Leonie Haimson is a model of an activist who drives city and officials crazy, as well as the billionaires who think they can drive policy with their money. She has two passions: reducing class size and student privacy. She created two groups to fight for her causes: class Size Matters and Student Privacy Matters. Leonie and her allies (the Parent Coalition for Studebt Privacy)  killed inBloom, the data mining program of students that Gates and Carnegie funded with $100 Million. (Full disclosure: I am a member of her board [Class Size Matters] and she is a member of the board of the Network for Public Education.) With meager resources, Leonie writes, testifies, organizes, blogs, and is a force to be reckoned with.

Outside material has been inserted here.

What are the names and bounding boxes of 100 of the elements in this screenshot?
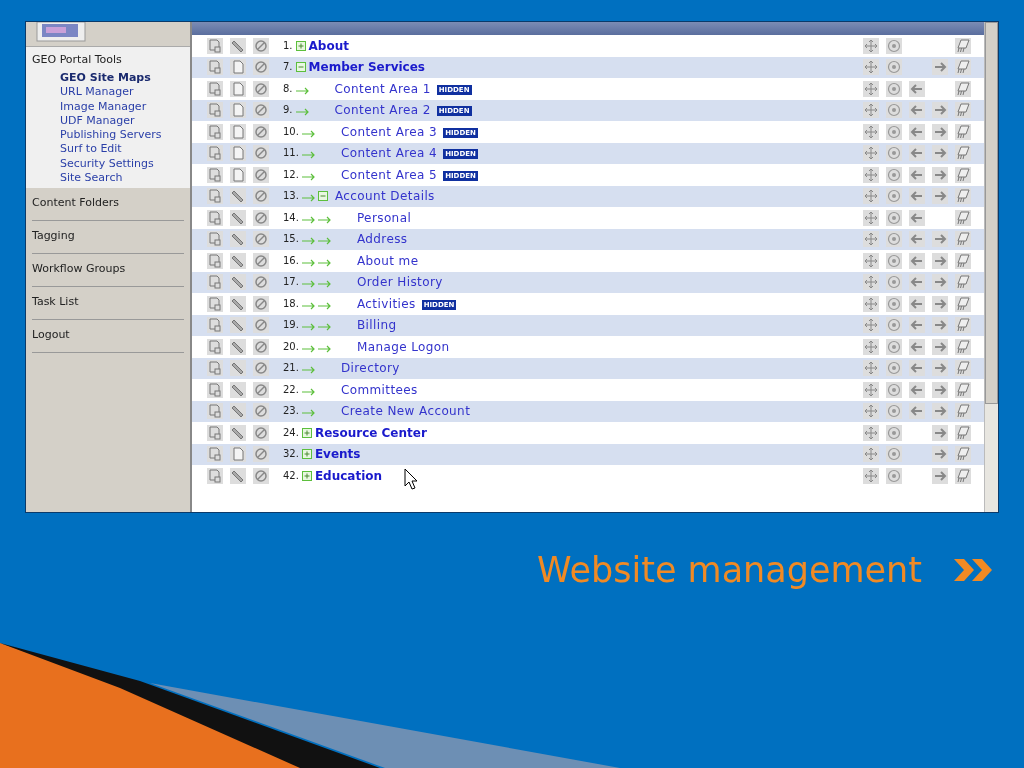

This week, she and a coalition of parents filed a lawsuit against the state and the city to demand class size reduction. 

See the lawsuit here. 

“Advocates and city parents have filed a lawsuit calling on state Education Department officials and city schools Chancellor Richard Carranza to reduce class sizes in the public schools.

“The suit filed in Albany State Supreme Court Thursday was brought by advocates with Class Size Matters, the Alliance for Quality Education and nine parents from all five New York City boroughs.

“It claims the state and city Education officials have ignored a 2007 law called the Contract for Excellence that required the city to lower class sizes.

“Class Size Matters founder Leonie Haimson said the city has instead increased class sizes, with nearly one-third of all students in classes of 30 or more children.

“It is unconscionable that the state and the city have flouted the law and are subjecting over 290,000 students to overcrowded classes of 30 students or more,” said Haimson, citing a Class Size Matters analysis of city Education Department data.”